Vejamos alguns casos paradigmáticos: os críticos dos cortes nos direitos adquiridos calaram-se no passado para agora esbracejarem os princípios; os ex-governantes passeiam tachos multimilionários ao mesmo tempo que multiplicam dicas sobre como sair da crise que cavaram; aqueles que negaram o descontrolo dos serviços de informações culpam agora a maçonaria, omitindo o comprometimento dos governantes que nomearam as suas chefias; enquanto se cavalga a onda de acusações sobre determinadas lojas maçónicas, as ligações do lóbi de Macau à maçonaria, liberal e regular, escapam ao debate da actualidade; à manifestação de indignação com a entrada do capital angolano e líbio em Portugal sucedeu um pesado silêncio em relação à entrada do Estado chinês na EDP; por último, e a propósito da vozearia sobre a escolha de personalidades para a eléctrica portuguesa, em vez de se apontar ao cerne da questão, ou seja, saber quais as vantagens que os privados esperam obter depois de nomear gestores só da cor do governo, a polémica resvalou para a retórica parlamentar, ainda por cima liderada por socialistas que deveriam corar de vergonha de cada vez que abrem a boca sobre o nepotismo partidário.
Com mais ou menos manipulação, quanto mais se fala nos velhos tiques da República maior é a percepção da existência de uma democracia formal vulnerável a interesses particulares e a poderes não eleitos.

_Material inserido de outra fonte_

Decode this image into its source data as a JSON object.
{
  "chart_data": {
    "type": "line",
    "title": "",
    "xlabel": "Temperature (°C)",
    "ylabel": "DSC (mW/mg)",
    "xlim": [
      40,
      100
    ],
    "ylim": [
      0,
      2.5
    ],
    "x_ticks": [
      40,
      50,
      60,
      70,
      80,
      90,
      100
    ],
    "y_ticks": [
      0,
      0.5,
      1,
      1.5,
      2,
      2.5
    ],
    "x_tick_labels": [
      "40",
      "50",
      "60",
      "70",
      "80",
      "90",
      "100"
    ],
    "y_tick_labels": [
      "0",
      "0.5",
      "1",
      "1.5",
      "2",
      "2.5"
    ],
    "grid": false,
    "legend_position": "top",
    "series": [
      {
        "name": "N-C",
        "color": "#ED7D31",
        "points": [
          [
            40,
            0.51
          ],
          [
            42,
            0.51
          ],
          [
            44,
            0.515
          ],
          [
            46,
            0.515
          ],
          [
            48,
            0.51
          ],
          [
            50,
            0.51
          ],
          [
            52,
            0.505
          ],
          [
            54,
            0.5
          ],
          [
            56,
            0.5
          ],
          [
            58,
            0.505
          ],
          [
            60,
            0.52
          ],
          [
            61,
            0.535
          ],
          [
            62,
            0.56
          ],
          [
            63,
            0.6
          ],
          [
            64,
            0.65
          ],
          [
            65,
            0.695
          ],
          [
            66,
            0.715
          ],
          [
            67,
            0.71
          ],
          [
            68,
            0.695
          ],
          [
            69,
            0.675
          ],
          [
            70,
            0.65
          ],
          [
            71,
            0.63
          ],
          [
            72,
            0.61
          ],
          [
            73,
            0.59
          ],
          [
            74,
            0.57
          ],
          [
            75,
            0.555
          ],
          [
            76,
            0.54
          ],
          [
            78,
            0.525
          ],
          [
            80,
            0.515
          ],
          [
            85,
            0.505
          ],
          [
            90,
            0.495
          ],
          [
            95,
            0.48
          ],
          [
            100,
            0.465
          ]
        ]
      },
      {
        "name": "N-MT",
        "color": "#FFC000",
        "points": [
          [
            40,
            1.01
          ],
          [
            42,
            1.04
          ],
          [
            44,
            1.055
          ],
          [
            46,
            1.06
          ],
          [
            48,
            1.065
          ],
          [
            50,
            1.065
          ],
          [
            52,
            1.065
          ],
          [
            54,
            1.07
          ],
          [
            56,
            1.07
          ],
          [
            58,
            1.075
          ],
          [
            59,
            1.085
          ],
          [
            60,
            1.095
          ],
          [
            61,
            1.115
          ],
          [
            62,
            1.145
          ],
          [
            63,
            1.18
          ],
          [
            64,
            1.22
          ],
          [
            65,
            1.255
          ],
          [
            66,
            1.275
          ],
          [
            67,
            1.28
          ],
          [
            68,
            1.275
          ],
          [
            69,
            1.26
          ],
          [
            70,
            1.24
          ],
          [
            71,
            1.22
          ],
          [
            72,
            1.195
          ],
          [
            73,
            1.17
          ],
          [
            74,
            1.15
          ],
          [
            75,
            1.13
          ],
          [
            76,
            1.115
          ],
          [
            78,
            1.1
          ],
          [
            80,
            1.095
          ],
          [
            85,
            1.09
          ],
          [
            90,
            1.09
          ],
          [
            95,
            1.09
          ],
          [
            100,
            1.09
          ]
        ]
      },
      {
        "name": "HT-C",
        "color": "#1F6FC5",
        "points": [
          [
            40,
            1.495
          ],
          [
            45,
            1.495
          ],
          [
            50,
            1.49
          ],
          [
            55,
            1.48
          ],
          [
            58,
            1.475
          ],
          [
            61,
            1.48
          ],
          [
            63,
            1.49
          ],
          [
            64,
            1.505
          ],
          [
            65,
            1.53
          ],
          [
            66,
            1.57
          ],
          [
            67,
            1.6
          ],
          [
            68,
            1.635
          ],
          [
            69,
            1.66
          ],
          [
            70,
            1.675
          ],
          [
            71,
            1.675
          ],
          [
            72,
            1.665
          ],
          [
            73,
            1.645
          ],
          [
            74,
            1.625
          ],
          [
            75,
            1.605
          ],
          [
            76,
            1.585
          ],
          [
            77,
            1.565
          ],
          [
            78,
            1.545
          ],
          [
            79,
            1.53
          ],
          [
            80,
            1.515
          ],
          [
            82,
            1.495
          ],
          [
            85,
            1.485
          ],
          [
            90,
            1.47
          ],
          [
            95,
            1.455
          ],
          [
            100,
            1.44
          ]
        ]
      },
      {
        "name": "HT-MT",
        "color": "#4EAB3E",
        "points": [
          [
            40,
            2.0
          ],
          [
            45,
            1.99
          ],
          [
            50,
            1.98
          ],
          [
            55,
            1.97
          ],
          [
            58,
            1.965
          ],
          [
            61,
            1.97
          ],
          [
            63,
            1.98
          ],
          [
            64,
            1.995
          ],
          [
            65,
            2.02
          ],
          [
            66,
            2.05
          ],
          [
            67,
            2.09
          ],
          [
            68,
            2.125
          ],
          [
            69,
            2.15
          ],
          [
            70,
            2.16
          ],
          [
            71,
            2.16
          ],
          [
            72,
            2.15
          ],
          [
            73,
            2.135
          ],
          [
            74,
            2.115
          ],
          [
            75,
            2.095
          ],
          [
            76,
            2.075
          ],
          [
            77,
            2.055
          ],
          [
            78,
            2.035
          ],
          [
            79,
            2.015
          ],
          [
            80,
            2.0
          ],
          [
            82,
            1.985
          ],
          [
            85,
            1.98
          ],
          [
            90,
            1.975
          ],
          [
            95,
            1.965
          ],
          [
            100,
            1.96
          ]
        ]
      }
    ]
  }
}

Aliás, o pragmatismo tantas vezes invocado começa a ser olhado mais como um pretexto para salvar clientelas à custa dos dinheiros públicos do que para ajustar o país aos novos desafios.
Os debates que estão a dominar a agenda mediática podem estar inquinados, misturando conceitos e não servindo para um aprofundamento das responsabilidades, mas pelo menos estão a permitir ver com mais nitidez o reflexo do regime ao espelho. E, neste momento, a imagem revela desnorte em relação aos assuntos de Estado, novas trapalhadas nas contas públicas e renovadas suspeições sobre os negócios de Estado que têm como base um Ministério Público de rastos. E o que parece, não obstante a intervenção tardia do primeiro-ministro, é suficiente para minar a credibilidade do governo até junto daqueles que ainda continuam a acreditar que PSD/CDS-PP têm um encontro marcado com a mudança em Portugal.
De um momento para o outro, e após um início credível, novos erros e hesitações governamentais incompreensíveis justificam o regresso daquela estranha sensação de que o país não tem solução no actual quadro partidário e institucional.